When measuring microwaves from lightning, researchers are only sampling a part of its power, making the whole endeavour complicated. Lighting emits at optical and radio, but also generates chemical, thermal, and acoustic energy. It's a complex expression of energy.
"Jovian stealth superstorm lightning at in the 600-MHz MWR bandpass may be similar in strength to radio pulses from terrestrial lightning, or up to 106 times stronger, depending on the uncertain powerlaw slope used to extrapolate different measurements over a large frequency range," the researchers write. "The wide range leaves open the possibility that Jovian lightning is strong enough to fall within the terrestrial radio superbolt range, but refining the terrestrial/Jovian relative power comparison requires future data with more closely matched observational radio frequencies."
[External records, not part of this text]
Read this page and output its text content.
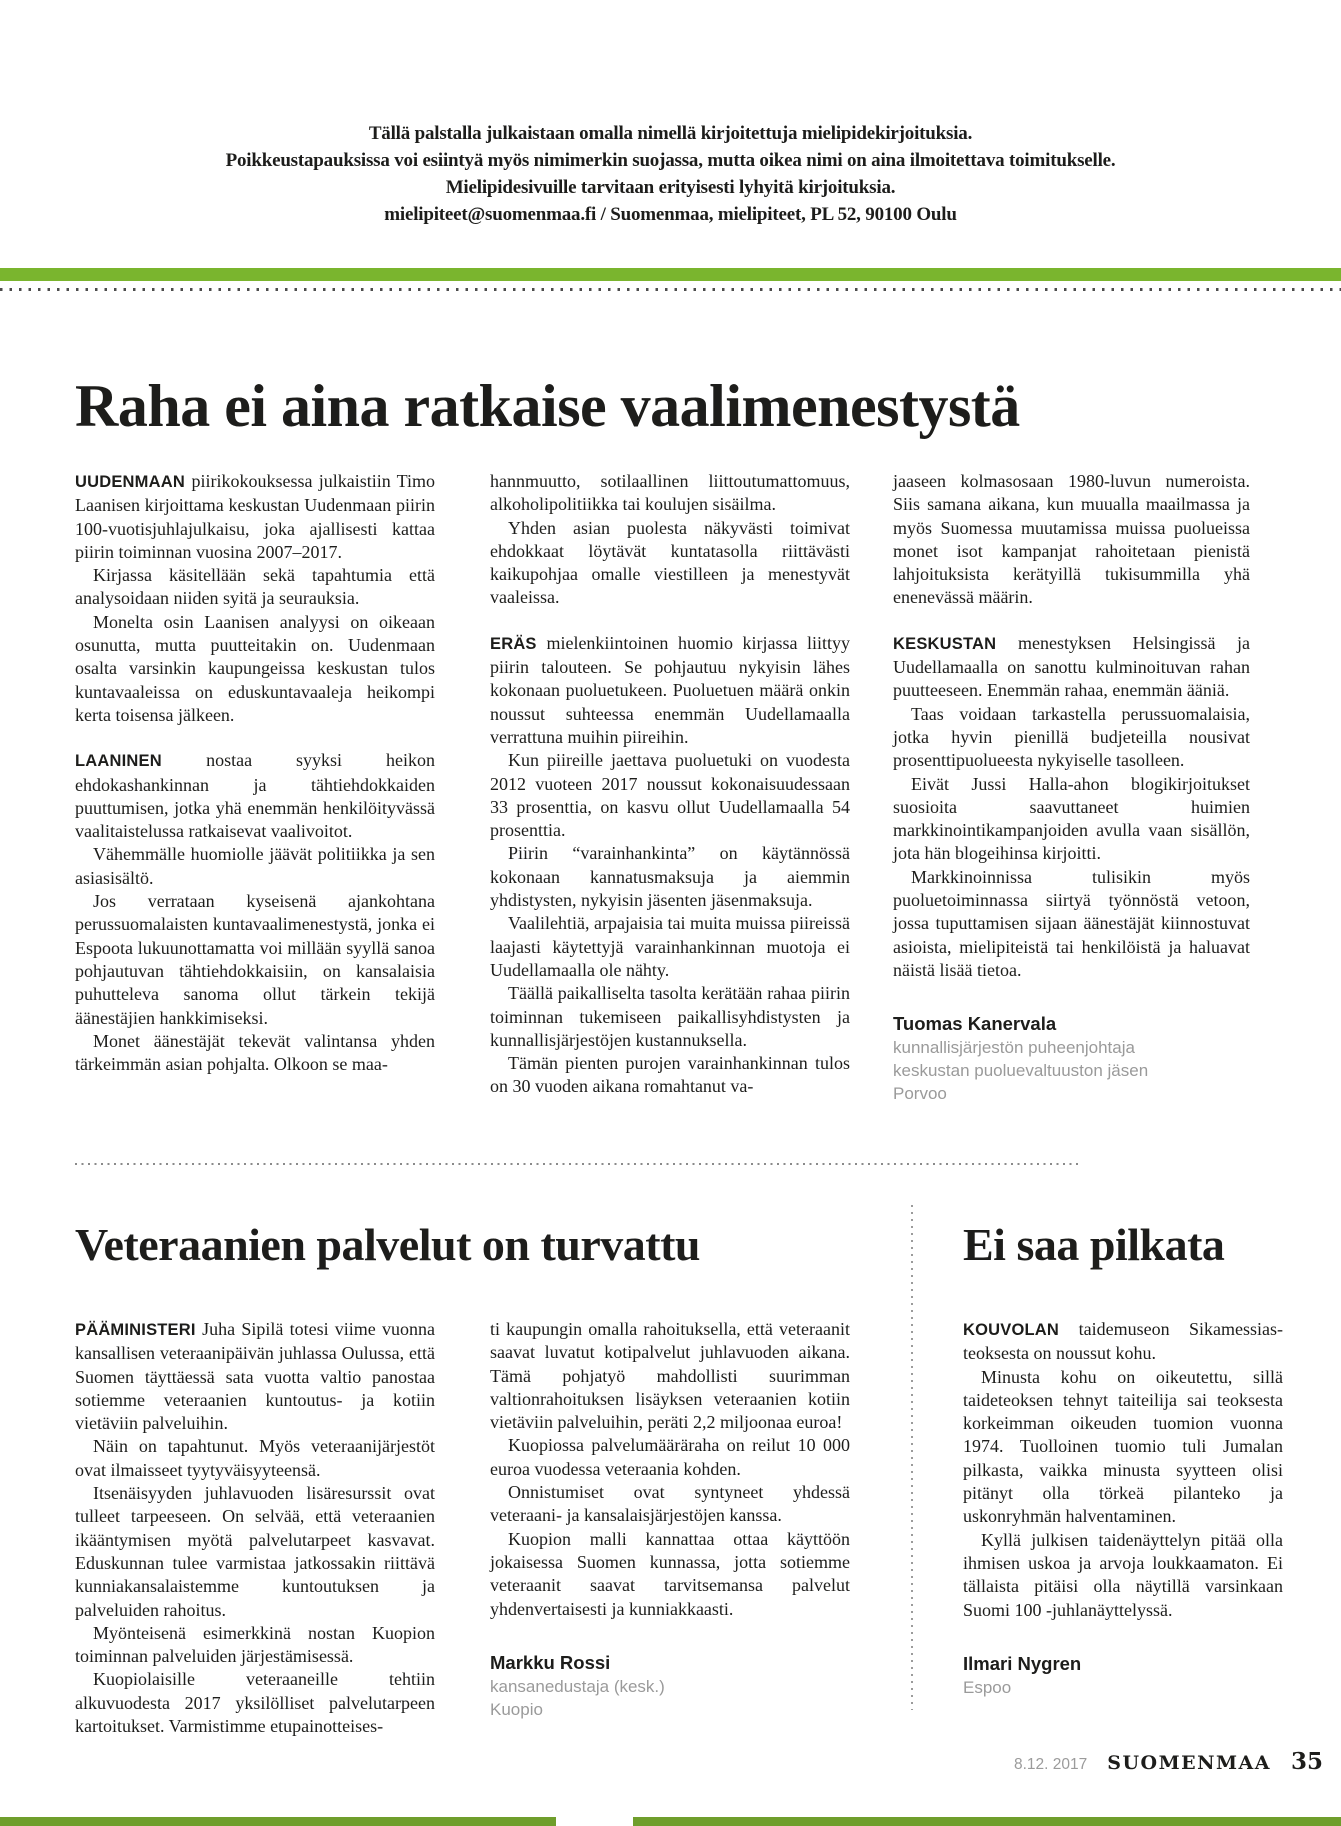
Tällä palstalla julkaistaan omalla nimellä kirjoitettuja mielipidekirjoituksia.

Poikkeustapauksissa voi esiintyä myös nimimerkin suojassa, mutta oikea nimi on aina ilmoitettava toimitukselle.

Mielipidesivuille tarvitaan erityisesti lyhyitä kirjoituksia.

mielipiteet@suomenmaa.fi / Suomenmaa, mielipiteet, PL 52, 90100 Oulu

Raha ei aina ratkaise vaalimenestystä

UUDENMAAN piirikokouksessa julkaistiin Timo Laanisen kirjoittama keskustan Uudenmaan piirin 100-vuotisjuhlajulkaisu, joka ajallisesti kattaa piirin toiminnan vuosina 2007–2017.

Kirjassa käsitellään sekä tapahtumia että analysoidaan niiden syitä ja seurauksia.

Monelta osin Laanisen analyysi on oikeaan osunutta, mutta puutteitakin on. Uudenmaan osalta varsinkin kaupungeissa keskustan tulos kuntavaaleissa on eduskuntavaaleja heikompi kerta toisensa jälkeen.

LAANINEN nostaa syyksi heikon ehdokashankinnan ja tähtiehdokkaiden puuttumisen, jotka yhä enemmän henkilöityvässä vaalitaistelussa ratkaisevat vaalivoitot.

Vähemmälle huomiolle jäävät politiikka ja sen asiasisältö.

Jos verrataan kyseisenä ajankohtana perussuomalaisten kuntavaalimenestystä, jonka ei Espoota lukuunottamatta voi millään syyllä sanoa pohjautuvan tähtiehdokkaisiin, on kansalaisia puhutteleva sanoma ollut tärkein tekijä äänestäjien hankkimiseksi.

Monet äänestäjät tekevät valintansa yhden tärkeimmän asian pohjalta. Olkoon se maa-

hannmuutto, sotilaallinen liittoutumattomuus, alkoholipolitiikka tai koulujen sisäilma.

Yhden asian puolesta näkyvästi toimivat ehdokkaat löytävät kuntatasolla riittävästi kaikupohjaa omalle viestilleen ja menestyvät vaaleissa.

ERÄS mielenkiintoinen huomio kirjassa liittyy piirin talouteen. Se pohjautuu nykyisin lähes kokonaan puoluetukeen. Puoluetuen määrä onkin noussut suhteessa enemmän Uudellamaalla verrattuna muihin piireihin.

Kun piireille jaettava puoluetuki on vuodesta 2012 vuoteen 2017 noussut kokonaisuudessaan 33 prosenttia, on kasvu ollut Uudellamaalla 54 prosenttia.

Piirin “varainhankinta” on käytännössä kokonaan kannatusmaksuja ja aiemmin yhdistysten, nykyisin jäsenten jäsenmaksuja.

Vaalilehtiä, arpajaisia tai muita muissa piireissä laajasti käytettyjä varainhankinnan muotoja ei Uudellamaalla ole nähty.

Täällä paikalliselta tasolta kerätään rahaa piirin toiminnan tukemiseen paikallisyhdistysten ja kunnallisjärjestöjen kustannuksella.

Tämän pienten purojen varainhankinnan tulos on 30 vuoden aikana romahtanut va-

jaaseen kolmasosaan 1980-luvun numeroista. Siis samana aikana, kun muualla maailmassa ja myös Suomessa muutamissa muissa puolueissa monet isot kampanjat rahoitetaan pienistä lahjoituksista kerätyillä tukisummilla yhä enenevässä määrin.

KESKUSTAN menestyksen Helsingissä ja Uudellamaalla on sanottu kulminoituvan rahan puutteeseen. Enemmän rahaa, enemmän ääniä.

Taas voidaan tarkastella perussuomalaisia, jotka hyvin pienillä budjeteilla nousivat prosenttipuolueesta nykyiselle tasolleen.

Eivät Jussi Halla-ahon blogikirjoitukset suosioita saavuttaneet huimien markkinointikampanjoiden avulla vaan sisällön, jota hän blogeihinsa kirjoitti.

Markkinoinnissa tulisikin myös puoluetoiminnassa siirtyä työnnöstä vetoon, jossa tuputtamisen sijaan äänestäjät kiinnostuvat asioista, mielipiteistä tai henkilöistä ja haluavat näistä lisää tietoa.

Tuomas Kanervala
kunnallisjärjestön puheenjohtaja
keskustan puoluevaltuuston jäsen
Porvoo
Veteraanien palvelut on turvattu

PÄÄMINISTERI Juha Sipilä totesi viime vuonna kansallisen veteraanipäivän juhlassa Oulussa, että Suomen täyttäessä sata vuotta valtio panostaa sotiemme veteraanien kuntoutus- ja kotiin vietäviin palveluihin.

Näin on tapahtunut. Myös veteraanijärjestöt ovat ilmaisseet tyytyväisyyteensä.

Itsenäisyyden juhlavuoden lisäresurssit ovat tulleet tarpeeseen. On selvää, että veteraanien ikääntymisen myötä palvelutarpeet kasvavat. Eduskunnan tulee varmistaa jatkossakin riittävä kunniakansalaistemme kuntoutuksen ja palveluiden rahoitus.

Myönteisenä esimerkkinä nostan Kuopion toiminnan palveluiden järjestämisessä.

Kuopiolaisille veteraaneille tehtiin alkuvuodesta 2017 yksilölliset palvelutarpeen kartoitukset. Varmistimme etupainotteises-

ti kaupungin omalla rahoituksella, että veteraanit saavat luvatut kotipalvelut juhlavuoden aikana. Tämä pohjatyö mahdollisti suurimman valtionrahoituksen lisäyksen veteraanien kotiin vietäviin palveluihin, peräti 2,2 miljoonaa euroa!

Kuopiossa palvelumääräraha on reilut 10 000 euroa vuodessa veteraania kohden.

Onnistumiset ovat syntyneet yhdessä veteraani- ja kansalaisjärjestöjen kanssa.

Kuopion malli kannattaa ottaa käyttöön jokaisessa Suomen kunnassa, jotta sotiemme veteraanit saavat tarvitsemansa palvelut yhdenvertaisesti ja kunniakkaasti.

Markku Rossi
kansanedustaja (kesk.)
Kuopio
Ei saa pilkata

KOUVOLAN taidemuseon Sikamessias-teoksesta on noussut kohu.

Minusta kohu on oikeutettu, sillä taideteoksen tehnyt taiteilija sai teoksesta korkeimman oikeuden tuomion vuonna 1974. Tuolloinen tuomio tuli Jumalan pilkasta, vaikka minusta syytteen olisi pitänyt olla törkeä pilanteko ja uskonryhmän halventaminen.

Kyllä julkisen taidenäyttelyn pitää olla ihmisen uskoa ja arvoja loukkaamaton. Ei tällaista pitäisi olla näytillä varsinkaan Suomi 100 -juhlanäyttelyssä.

Ilmari Nygren
Espoo
8.12. 2017 SUOMENMAA 35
A single bolt of Earthly lightning releases an estimated 1 gigaJoule of total energy, or a billion Joules. That's enough to power 200 average homes for one hour. But Jupiter's lightning dwarfs that. Wong estimates that a single bolt of lightning on Jupiter ranges up to 500 times, possibly even 10,000 times that of an Earth bolt.
The gas giant's powerful lightning indicates that the voltage level in clouds is much higher, but that's based on how lightning works on Earth. Scientists can't assume that the process is the same on other worlds, especially a gas giant like Jupiter.
“This is where the details start to get exciting, where you can ask, ‘Could the key difference be hydrogen versus nitrogen atmospheres, or could it be that the storms are taller on Jupiter and so there’s greater distances involved?’” he said. A storm on Earth is about 10 km tall, while Jupiter’s storms breach the 100 kilometers mark.
“Or could it be that greater energy is available because with moist convection on Jupiter, you have a bigger buildup of heat needed before you can generate the storm to create lightning?” he added. “It’s an active area of research.”
Note that the statement that Jupiter's lightning could be on million times more powerful than Earth's lightning is at the extreme range of estimates. A single study arrived at that number. But whether it's one million times more powerful, or some lesser number, Jupiter's lightning is a powerful natural force that begs to be understood.
"Pulse power in the stealth superstorms may be comparable to terrestrial lightning radio emission, or up to a million times more powerful, depending on uncertainties in unresolved pulse duration and lightning spectral energy distributions. Future studies may determine whether the lightning pulse power in stealth superstorm is typical or anomalous of Jupiter's lightning in general," the researchers conclude.